N. Y. Firemen Try for Eight-Hour Day
Another step to better working conditions for the firemen of New York City has been provided in a bill drawn up for the establishment of three platoons. The bill reads as follows:
“Section 1—After June first, nineteen hundred and thirtyone, no member of the uniformed force of the Fire Department, except the chief of the department, shall be required to be on duty for more than eight hours a day in any one period of twenty-four hours; and all such members, subject to such exception, shall be entitled to at least one day of rest in every calendar week. The head of such department shall divide the members of such uniformed force into such divisions and assign them to such tours of duty that the purposes of this local law shall be accomplished. But in the event of a conflagration or other similar emergency, or for the purpose of exchanging tours of duty, members of such force may be continued on duty for such hours and in such numbers as may be necessary therefor.
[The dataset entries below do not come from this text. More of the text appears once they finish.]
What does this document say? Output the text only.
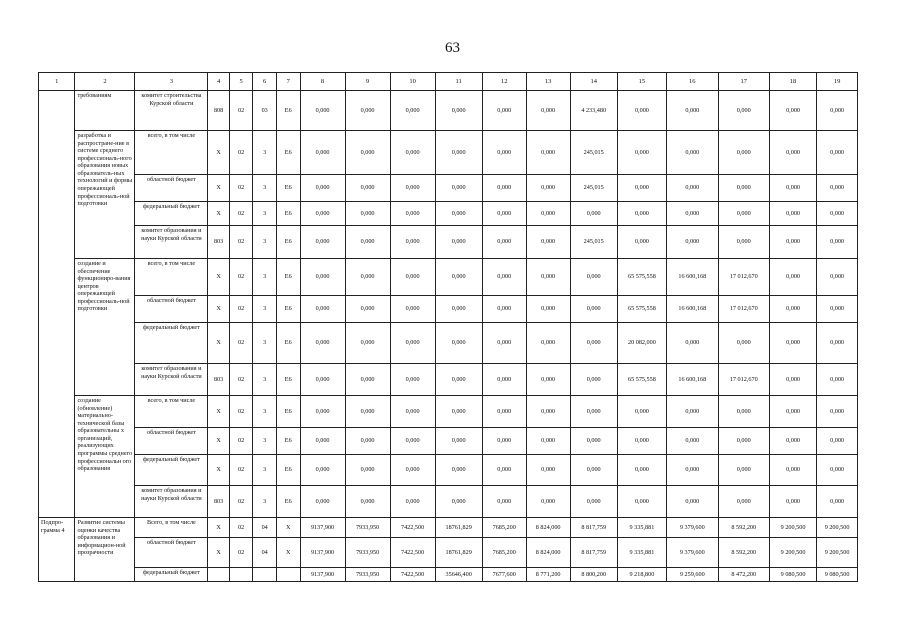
63
1	2	3	4	5	6	7	8	9	10	11	12	13	14	15	16	17	18	19
	требованиям	комитет строительства Курской области	808	02	03	Е6	0,000	0,000	0,000	0,000	0,000	0,000	4 233,480	0,000	0,000	0,000	0,000	0,000
	разработка и распростране-ние в системе среднего профессиональ-ного образования новых образователь-ных технологий и формы опережающей профессиональ-ной подготовки	всего, в том числе	Х	02	3	Е6	0,000	0,000	0,000	0,000	0,000	0,000	245,015	0,000	0,000	0,000	0,000	0,000
		областной бюджет	Х	02	3	Е6	0,000	0,000	0,000	0,000	0,000	0,000	245,015	0,000	0,000	0,000	0,000	0,000
		федеральный бюджет	Х	02	3	Е6	0,000	0,000	0,000	0,000	0,000	0,000	0,000	0,000	0,000	0,000	0,000	0,000
		комитет образования и науки Курской области	803	02	3	Е6	0,000	0,000	0,000	0,000	0,000	0,000	245,015	0,000	0,000	0,000	0,000	0,000
	создание и обеспечение функциониро-вания центров опережающей профессиональ-ной подготовки	всего, в том числе	Х	02	3	Е6	0,000	0,000	0,000	0,000	0,000	0,000	0,000	65 575,558	16 600,168	17 012,670	0,000	0,000
		областной бюджет	Х	02	3	Е6	0,000	0,000	0,000	0,000	0,000	0,000	0,000	65 575,558	16 600,168	17 012,670	0,000	0,000
		федеральный бюджет	Х	02	3	Е6	0,000	0,000	0,000	0,000	0,000	0,000	0,000	20 082,000	0,000	0,000	0,000	0,000
		комитет образования и науки Курской области	803	02	3	Е6	0,000	0,000	0,000	0,000	0,000	0,000	0,000	65 575,558	16 600,168	17 012,670	0,000	0,000
	создание (обновление) материально-технической базы образовательны х организаций, реализующих программы среднего профессиональн ого образования	всего, в том числе	Х	02	3	Е6	0,000	0,000	0,000	0,000	0,000	0,000	0,000	0,000	0,000	0,000	0,000	0,000
		областной бюджет	Х	02	3	Е6	0,000	0,000	0,000	0,000	0,000	0,000	0,000	0,000	0,000	0,000	0,000	0,000
		федеральный бюджет	Х	02	3	Е6	0,000	0,000	0,000	0,000	0,000	0,000	0,000	0,000	0,000	0,000	0,000	0,000
		комитет образования и науки Курской области	803	02	3	Е6	0,000	0,000	0,000	0,000	0,000	0,000	0,000	0,000	0,000	0,000	0,000	0,000
Подпро-грамма 4	Развитие системы оценки качества образования и информацион-ной прозрачности	Всего, в том числе	Х	02	04	Х	9137,900	7933,950	7422,500	18761,829	7685,200	8 824,000	8 817,759	9 335,881	9 379,600	8 592,200	9 200,500	9 200,500
		областной бюджет	Х	02	04	Х	9137,900	7933,950	7422,500	18761,829	7685,200	8 824,000	8 817,759	9 335,881	9 379,600	8 592,200	9 200,500	9 200,500
		федеральный бюджет					9137,900	7933,950	7422,500	35646,400	7677,600	8 771,200	8 800,200	9 218,800	9 259,600	8 472,200	9 080,500	9 080,500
“Section 2—The provisions of the Greater New York Charter and of chapter two hundred and twenty-six of the laws of nineteen hundred and twenty-two, in so far as such provisions are inconsistent with this local law, are hereby superseded.
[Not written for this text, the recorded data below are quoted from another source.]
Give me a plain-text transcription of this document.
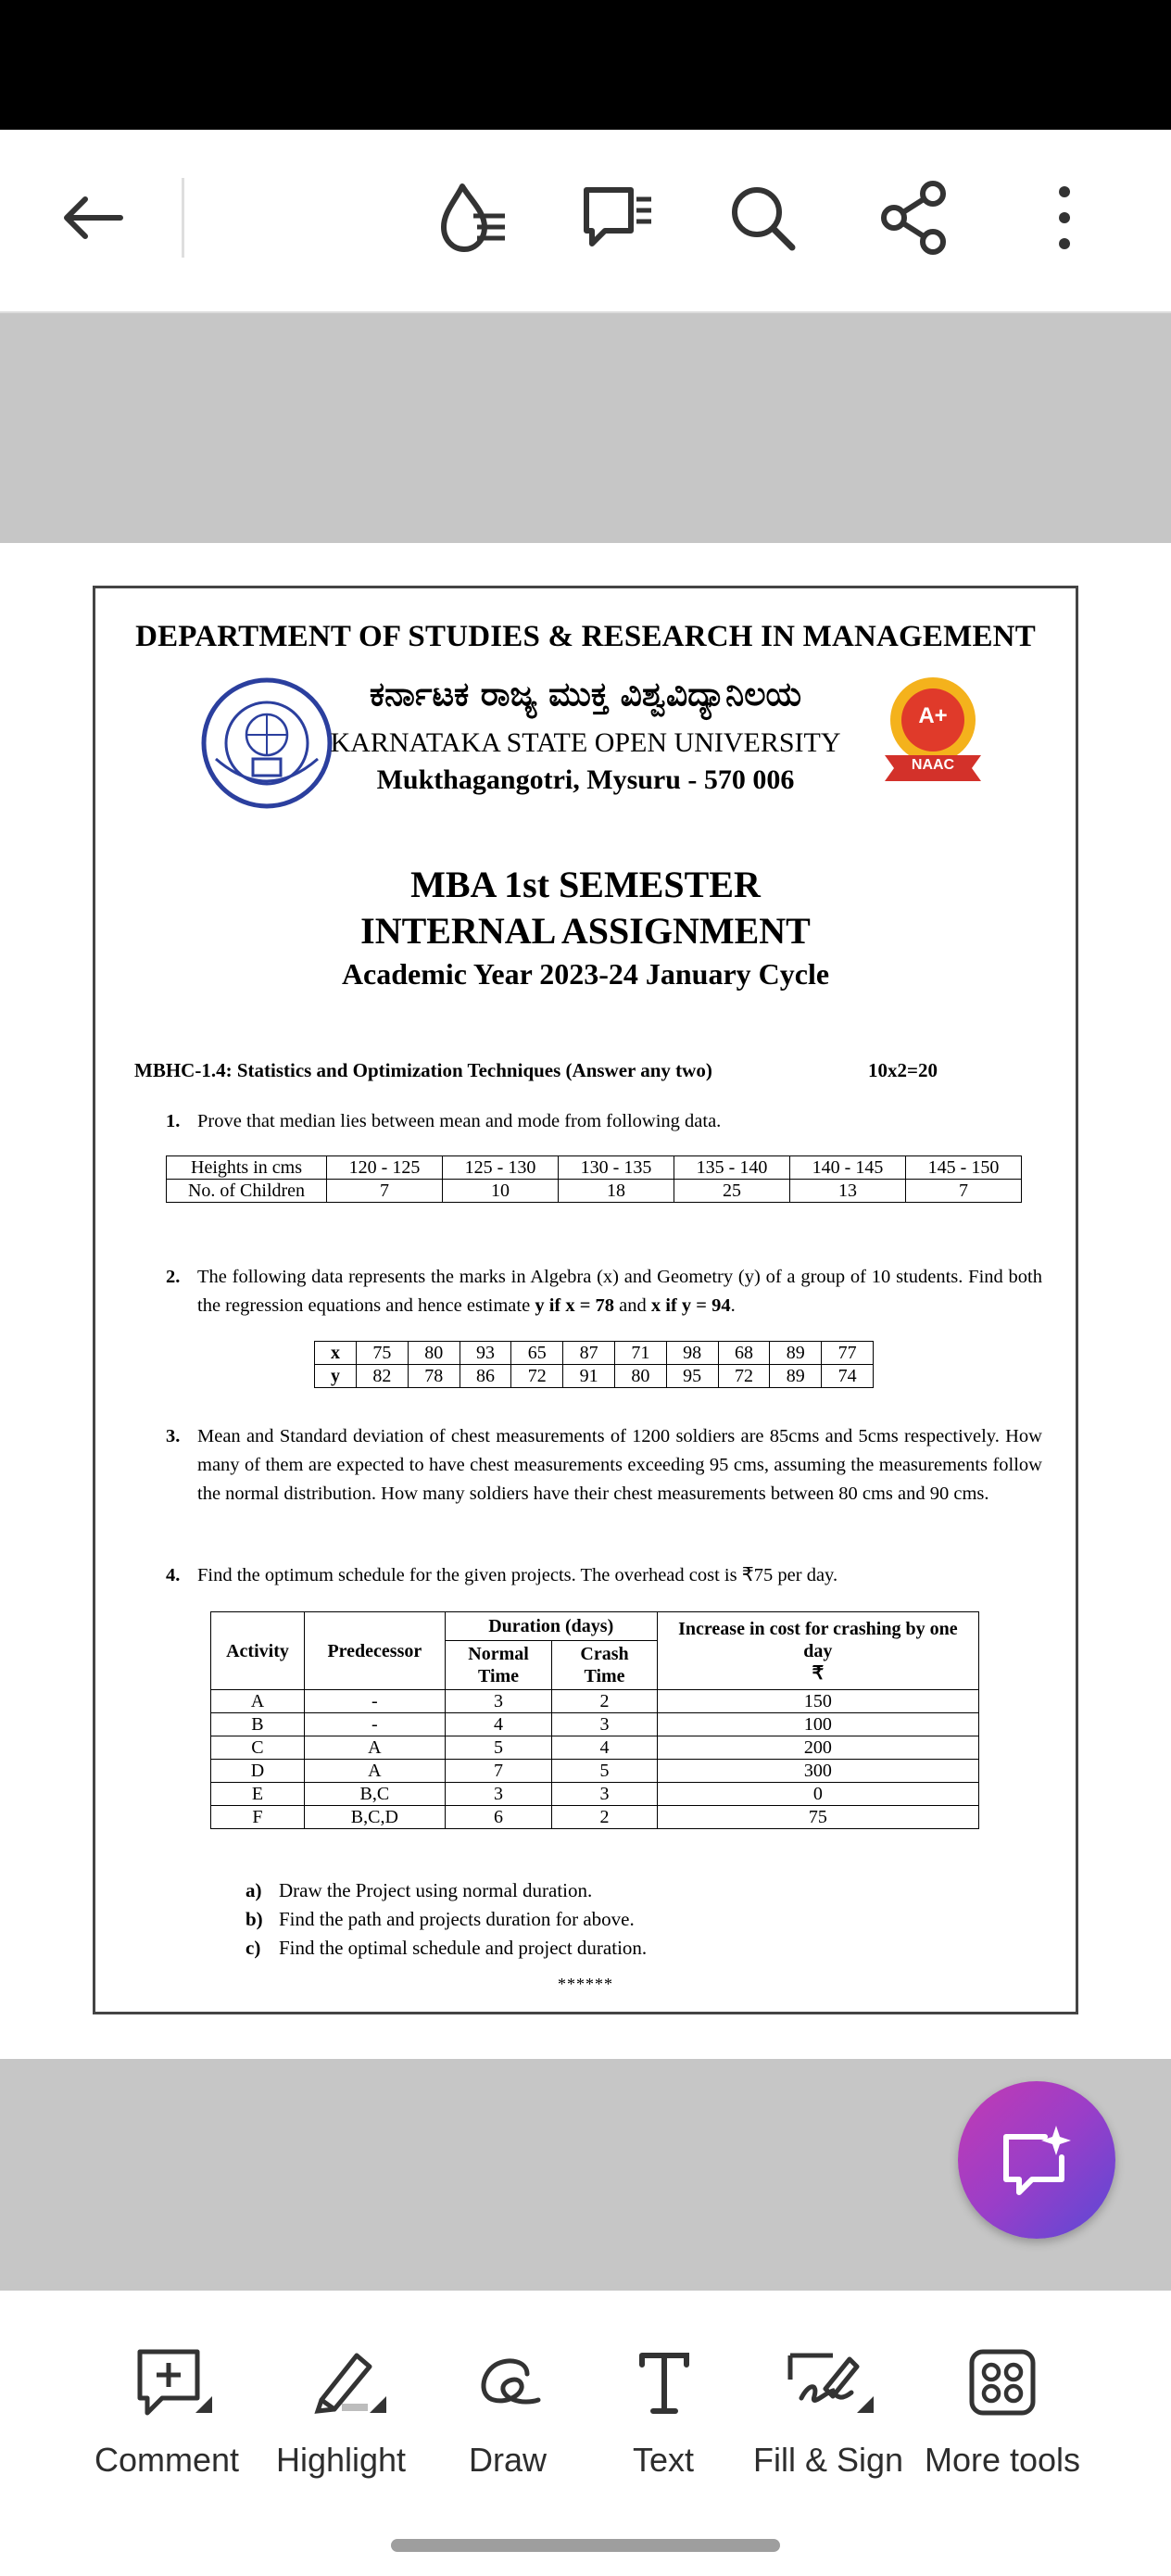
DEPARTMENT OF STUDIES & RESEARCH IN MANAGEMENT
ಕರ್ನಾಟಕ ರಾಜ್ಯ ಮುಕ್ತ ವಿಶ್ವವಿದ್ಯಾನಿಲಯ
KARNATAKA STATE OPEN UNIVERSITY
Mukthagangotri, Mysuru - 570 006
A+
NAAC
MBA 1st SEMESTER
INTERNAL ASSIGNMENT
Academic Year 2023-24 January Cycle
MBHC-1.4: Statistics and Optimization Techniques (Answer any two)	10x2=20
1. Prove that median lies between mean and mode from following data.
Heights in cms	120 - 125	125 - 130	130 - 135	135 - 140	140 - 145	145 - 150
No. of Children	7	10	18	25	13	7
2. The following data represents the marks in Algebra (x) and Geometry (y) of a group of 10 students. Find both the regression equations and hence estimate y if x = 78 and x if y = 94.
x	75	80	93	65	87	71	98	68	89	77
y	82	78	86	72	91	80	95	72	89	74
3. Mean and Standard deviation of chest measurements of 1200 soldiers are 85cms and 5cms respectively. How many of them are expected to have chest measurements exceeding 95 cms, assuming the measurements follow the normal distribution. How many soldiers have their chest measurements between 80 cms and 90 cms.
4. Find the optimum schedule for the given projects. The overhead cost is ₹75 per day.
Activity	Predecessor	Duration (days)		Increase in cost for crashing by one day
₹
		Normal Time	Crash Time	
A	-	3	2	150
B	-	4	3	100
C	A	5	4	200
D	A	7	5	300
E	B,C	3	3	0
F	B,C,D	6	2	75
a) Draw the Project using normal duration.
b) Find the path and projects duration for above.
c) Find the optimal schedule and project duration.
******
Comment	Highlight	Draw	Text	Fill & Sign More tools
Section 3—This local law shall take effect immediately.” All ranks of the department are included in the bill with the exception of the head of the department. In 1927 an attempt was made to pass a bill similar to the one described with the exception that the Police Department was also included. This time the bill was drawn up solely for the interest of the Fire Department. If approved, the measure will become effective June 1931 to allow the city to train the additional men that would be required by the three-platoon system.
Sponsors of the plan expect to prove to the city that the duty that the men of the department perform entitle them to shorter hours of service. At present the men are putting in eighty-four hours a week, and under the suggested plan it would be fifty-six hours.